According to a summary published earlier this week by Sen. Patrick Leahy, D-Vt., chairman of the Senate Appropriations Committee, the 4,155-page package will allocate $858 billion for defense expenditures and $772.5 billion for nondefense discretionary programs. The numbers show a rise of around 5% in nondefense spending and an increase of 8% in spending on defense and Pentagon initiatives.
Additionally, $44.9 billion in military, humanitarian and economical help for Ukraine is included in the law. The sum consists of money for further aid to NATO partners and funds to restock Pentagon arsenals with weapons that the United States transferred to Ukraine.
The Senate’s vote happened the day after Ukrainian President Volodymyr Zelenskyy visited Washington and spoke before a unique joint session of Congress, making history. He pleaded with lawmakers to continue funding his nation’s “fight for independence” against invading Russian forces while wearing military fatigues and boots.
The package also offers $40 billion in new financing for states and tribal reservations to aid communities around the country in recovering from natural disasters like wildfires and large hurricanes, in addition to the support for Ukraine.
Additionally, it updates the federal Electoral Count Act, passed in 1887 and was the target of a campaign by former President Donald Trump and his allies to have the results of the 2020 election, which Trump lost, annulled.
With no authority to overturn an election’s certified results, the revisions make clear that the vice president’s role in approving state electoral tallies will be strictly ceremonial.
Trump urged Mike Pence, vice president, to reject certifying the electoral votes for Joe Biden as president in 2020. Pence stood his ground during the certification procedure on January 6, 2021, making him a target of the pro-Trump protesters who assaulted the Capitol that day.
There was bipartisan support for funding the government in the Senate. Republicans went over their party’s lines to support the legislation many thoughts had to pass.
Republican Senate Minority Leader Mitch McConnell of Kentucky was one of them and urged his party to support the legislation. It was “imperfect yet strong,” he said.
On the Senate floor on Wednesday, McConnell declared, “We would have handled the appropriations process differently from top to bottom if Senate Republicans controlled this body.”
“But given the reality of where we stand today, senators have two options this week: We will either give our armed forces the resources and certainty that they need, or we will deny it to them,” he said.
If the bill passes the House, it will be another critical bipartisan victory for Biden, who has had success in the legislature in the previous year on bills that received backing from both the Republican and Democratic parties. The CHIPS and Science Act, the infrastructure measure, and the Respect for Marriage Act were a few of the most notable.

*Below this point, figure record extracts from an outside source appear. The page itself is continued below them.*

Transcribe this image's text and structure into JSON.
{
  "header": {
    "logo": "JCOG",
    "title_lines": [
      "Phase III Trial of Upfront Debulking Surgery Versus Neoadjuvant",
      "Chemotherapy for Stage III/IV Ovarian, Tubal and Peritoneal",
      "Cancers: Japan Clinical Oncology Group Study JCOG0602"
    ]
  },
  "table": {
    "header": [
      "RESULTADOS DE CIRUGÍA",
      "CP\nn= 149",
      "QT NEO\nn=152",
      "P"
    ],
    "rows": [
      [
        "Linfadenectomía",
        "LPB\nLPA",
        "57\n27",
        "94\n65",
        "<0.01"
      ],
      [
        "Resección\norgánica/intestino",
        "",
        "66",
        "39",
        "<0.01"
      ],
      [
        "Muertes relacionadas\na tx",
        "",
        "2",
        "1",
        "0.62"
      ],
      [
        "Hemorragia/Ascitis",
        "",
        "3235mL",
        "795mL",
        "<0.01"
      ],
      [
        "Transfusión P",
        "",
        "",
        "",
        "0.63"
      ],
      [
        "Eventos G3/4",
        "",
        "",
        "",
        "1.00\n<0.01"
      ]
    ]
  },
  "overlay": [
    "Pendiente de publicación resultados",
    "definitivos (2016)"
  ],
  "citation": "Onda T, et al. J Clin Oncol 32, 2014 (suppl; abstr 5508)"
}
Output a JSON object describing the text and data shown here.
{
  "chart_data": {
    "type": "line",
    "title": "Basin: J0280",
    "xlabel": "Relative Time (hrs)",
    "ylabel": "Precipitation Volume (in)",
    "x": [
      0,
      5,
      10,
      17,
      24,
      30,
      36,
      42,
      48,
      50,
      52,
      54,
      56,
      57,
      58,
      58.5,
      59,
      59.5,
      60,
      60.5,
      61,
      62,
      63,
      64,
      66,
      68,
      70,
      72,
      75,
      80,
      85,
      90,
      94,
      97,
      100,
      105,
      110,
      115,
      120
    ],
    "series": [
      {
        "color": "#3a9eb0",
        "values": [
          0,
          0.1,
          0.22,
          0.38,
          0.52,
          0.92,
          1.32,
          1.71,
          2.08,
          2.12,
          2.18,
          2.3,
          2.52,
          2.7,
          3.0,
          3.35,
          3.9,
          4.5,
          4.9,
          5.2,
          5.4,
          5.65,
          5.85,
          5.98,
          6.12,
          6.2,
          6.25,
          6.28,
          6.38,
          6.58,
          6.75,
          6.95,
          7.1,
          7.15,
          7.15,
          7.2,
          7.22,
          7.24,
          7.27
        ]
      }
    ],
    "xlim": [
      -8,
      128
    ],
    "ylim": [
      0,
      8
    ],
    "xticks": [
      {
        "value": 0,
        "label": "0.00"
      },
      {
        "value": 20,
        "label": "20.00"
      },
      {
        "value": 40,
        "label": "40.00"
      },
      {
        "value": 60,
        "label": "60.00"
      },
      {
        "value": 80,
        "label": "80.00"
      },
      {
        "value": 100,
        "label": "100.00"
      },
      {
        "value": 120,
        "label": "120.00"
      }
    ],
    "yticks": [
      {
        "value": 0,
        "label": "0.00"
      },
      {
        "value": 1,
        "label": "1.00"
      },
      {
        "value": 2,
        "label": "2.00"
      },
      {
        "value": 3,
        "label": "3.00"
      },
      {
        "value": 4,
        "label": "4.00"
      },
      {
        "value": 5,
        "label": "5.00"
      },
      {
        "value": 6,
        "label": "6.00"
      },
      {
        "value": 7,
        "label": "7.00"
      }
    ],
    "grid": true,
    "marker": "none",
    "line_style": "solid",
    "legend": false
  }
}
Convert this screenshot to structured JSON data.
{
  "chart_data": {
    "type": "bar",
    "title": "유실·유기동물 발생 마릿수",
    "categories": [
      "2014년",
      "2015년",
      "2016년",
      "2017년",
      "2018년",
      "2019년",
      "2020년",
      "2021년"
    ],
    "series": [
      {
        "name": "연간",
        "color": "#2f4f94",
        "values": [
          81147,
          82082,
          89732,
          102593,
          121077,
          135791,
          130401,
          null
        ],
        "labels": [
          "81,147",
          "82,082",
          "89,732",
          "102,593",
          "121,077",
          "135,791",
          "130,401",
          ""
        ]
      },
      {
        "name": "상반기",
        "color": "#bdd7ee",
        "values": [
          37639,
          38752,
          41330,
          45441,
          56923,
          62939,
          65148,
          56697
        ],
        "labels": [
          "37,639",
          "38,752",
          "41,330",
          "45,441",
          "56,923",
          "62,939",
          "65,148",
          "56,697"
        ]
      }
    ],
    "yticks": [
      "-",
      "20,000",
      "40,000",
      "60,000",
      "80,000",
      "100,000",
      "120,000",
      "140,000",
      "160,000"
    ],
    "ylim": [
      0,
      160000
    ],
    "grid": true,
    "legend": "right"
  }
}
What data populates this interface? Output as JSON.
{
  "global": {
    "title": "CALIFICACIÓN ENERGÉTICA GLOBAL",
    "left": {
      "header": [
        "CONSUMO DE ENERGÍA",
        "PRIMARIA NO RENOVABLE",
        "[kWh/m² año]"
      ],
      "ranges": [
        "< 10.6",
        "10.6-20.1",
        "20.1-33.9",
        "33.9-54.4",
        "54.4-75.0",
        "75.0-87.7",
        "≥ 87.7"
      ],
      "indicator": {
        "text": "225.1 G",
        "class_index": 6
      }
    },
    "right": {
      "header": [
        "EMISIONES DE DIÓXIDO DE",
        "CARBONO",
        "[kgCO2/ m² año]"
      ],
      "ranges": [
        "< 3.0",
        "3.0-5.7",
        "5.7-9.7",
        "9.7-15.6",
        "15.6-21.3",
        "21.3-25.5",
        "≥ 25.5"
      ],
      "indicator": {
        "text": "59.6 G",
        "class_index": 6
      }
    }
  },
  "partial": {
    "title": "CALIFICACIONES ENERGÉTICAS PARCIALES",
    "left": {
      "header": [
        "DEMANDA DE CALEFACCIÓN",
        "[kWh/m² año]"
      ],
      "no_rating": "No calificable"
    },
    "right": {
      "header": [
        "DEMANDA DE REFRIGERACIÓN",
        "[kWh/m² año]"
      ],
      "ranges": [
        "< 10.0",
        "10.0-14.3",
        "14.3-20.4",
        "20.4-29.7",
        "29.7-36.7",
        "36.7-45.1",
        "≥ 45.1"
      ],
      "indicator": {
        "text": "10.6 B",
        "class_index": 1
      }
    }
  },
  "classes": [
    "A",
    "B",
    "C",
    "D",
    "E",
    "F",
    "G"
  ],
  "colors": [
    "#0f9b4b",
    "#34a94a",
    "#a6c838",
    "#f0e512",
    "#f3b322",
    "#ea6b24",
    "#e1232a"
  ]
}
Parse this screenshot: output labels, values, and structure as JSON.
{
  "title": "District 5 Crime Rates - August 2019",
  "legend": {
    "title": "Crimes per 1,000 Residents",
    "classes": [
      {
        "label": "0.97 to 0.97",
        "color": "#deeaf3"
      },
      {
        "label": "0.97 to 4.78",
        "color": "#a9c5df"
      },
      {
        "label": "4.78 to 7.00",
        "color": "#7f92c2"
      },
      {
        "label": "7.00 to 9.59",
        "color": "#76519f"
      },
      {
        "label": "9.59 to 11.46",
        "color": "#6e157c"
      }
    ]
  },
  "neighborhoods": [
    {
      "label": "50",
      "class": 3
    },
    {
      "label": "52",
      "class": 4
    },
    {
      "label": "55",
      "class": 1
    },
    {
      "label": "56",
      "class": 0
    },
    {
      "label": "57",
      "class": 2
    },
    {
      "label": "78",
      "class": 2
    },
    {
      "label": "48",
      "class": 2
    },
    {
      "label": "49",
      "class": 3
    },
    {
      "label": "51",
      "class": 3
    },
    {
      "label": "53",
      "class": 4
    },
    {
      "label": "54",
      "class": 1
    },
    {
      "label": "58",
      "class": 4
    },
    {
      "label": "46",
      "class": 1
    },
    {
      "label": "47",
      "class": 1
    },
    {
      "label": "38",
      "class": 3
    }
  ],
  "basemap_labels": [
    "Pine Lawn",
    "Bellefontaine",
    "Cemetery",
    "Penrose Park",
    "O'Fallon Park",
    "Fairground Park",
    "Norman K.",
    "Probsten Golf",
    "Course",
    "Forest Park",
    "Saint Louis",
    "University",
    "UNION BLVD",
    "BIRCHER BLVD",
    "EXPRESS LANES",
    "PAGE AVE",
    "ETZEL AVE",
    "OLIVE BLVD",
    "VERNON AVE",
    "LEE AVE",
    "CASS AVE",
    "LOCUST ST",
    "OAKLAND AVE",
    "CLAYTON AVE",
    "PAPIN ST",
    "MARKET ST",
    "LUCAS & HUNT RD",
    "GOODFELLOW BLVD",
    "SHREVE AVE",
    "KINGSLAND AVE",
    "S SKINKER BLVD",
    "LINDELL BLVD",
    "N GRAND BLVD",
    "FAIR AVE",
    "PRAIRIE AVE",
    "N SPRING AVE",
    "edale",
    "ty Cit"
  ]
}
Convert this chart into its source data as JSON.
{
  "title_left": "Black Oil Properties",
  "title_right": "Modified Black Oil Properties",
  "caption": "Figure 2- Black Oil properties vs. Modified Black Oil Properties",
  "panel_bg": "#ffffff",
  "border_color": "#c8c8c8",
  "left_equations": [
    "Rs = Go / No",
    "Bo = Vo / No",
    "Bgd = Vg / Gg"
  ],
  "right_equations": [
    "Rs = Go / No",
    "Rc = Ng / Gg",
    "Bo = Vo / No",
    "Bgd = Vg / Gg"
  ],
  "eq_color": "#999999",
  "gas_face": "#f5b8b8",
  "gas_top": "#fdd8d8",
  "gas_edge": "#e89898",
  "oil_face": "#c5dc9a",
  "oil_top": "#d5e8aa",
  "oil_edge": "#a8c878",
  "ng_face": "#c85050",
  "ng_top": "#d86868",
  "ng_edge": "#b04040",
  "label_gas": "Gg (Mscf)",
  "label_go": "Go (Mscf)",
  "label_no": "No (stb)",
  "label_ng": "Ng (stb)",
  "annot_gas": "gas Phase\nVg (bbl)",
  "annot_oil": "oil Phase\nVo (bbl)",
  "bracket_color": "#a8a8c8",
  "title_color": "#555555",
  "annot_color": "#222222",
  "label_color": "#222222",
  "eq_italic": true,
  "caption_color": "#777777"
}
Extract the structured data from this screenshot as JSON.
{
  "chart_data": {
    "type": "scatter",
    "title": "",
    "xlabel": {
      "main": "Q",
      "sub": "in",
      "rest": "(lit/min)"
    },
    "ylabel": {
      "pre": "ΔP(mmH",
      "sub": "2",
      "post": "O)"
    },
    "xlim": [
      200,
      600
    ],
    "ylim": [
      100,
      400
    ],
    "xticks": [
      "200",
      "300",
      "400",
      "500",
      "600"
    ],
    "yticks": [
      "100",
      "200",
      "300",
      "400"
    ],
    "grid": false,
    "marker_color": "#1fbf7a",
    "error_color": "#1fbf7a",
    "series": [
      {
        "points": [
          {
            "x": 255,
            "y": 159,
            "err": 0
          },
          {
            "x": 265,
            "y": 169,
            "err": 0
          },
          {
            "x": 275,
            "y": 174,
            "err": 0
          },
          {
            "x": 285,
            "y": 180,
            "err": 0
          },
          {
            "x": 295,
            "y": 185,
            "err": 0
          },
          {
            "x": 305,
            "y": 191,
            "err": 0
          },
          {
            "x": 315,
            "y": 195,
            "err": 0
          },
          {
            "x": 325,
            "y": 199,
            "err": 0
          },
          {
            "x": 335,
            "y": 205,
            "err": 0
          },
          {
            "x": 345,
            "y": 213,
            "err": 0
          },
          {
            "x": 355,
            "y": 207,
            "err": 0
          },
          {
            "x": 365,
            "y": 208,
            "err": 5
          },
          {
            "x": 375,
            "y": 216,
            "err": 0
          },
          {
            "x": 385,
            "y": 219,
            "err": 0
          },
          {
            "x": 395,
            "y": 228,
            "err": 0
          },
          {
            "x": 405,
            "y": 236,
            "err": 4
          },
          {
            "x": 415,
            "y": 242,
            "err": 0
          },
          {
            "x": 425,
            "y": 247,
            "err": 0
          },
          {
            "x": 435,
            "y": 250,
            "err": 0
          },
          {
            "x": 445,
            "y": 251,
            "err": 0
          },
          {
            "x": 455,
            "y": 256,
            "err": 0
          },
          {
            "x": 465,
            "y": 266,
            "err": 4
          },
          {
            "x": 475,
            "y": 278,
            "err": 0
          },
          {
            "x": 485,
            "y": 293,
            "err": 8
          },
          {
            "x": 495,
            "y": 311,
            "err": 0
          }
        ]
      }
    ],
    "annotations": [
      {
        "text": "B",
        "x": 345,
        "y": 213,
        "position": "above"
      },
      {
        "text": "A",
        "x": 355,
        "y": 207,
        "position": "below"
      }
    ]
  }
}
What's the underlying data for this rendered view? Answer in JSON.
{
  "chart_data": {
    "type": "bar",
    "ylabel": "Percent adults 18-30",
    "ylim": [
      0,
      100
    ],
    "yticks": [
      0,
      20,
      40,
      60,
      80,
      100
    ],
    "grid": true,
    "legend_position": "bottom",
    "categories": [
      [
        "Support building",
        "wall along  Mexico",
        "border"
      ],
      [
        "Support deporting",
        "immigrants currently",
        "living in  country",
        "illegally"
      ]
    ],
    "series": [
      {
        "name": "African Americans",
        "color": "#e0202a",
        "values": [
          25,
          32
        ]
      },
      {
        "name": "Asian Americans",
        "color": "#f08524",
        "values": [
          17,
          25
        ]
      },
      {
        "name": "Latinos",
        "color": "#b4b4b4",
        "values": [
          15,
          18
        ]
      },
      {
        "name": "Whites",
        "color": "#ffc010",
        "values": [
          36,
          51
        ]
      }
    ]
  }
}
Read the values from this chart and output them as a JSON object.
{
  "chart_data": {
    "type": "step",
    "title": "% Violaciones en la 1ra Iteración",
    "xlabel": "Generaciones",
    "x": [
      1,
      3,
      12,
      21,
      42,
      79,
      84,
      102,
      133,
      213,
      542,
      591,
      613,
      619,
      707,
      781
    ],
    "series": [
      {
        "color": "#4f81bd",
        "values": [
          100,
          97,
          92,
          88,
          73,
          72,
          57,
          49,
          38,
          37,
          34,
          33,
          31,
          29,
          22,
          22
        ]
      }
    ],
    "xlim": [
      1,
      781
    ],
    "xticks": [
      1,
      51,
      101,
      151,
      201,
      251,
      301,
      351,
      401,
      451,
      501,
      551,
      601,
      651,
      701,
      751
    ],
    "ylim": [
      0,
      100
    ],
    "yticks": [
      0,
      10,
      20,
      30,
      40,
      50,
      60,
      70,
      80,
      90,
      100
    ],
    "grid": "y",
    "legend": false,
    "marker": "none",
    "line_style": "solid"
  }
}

While Democrats still hold control of the House and Senate, passing the federal budget agreement now will ensure that government funding levels are set in stone. There is a fair probability that the plan would be tabled until the new year, when Republicans will be in control of the House if either the Senate or the House fails to advance it. Keep yourself updated with all the latest news from our website Newswatchlist.com and get all the recent updates.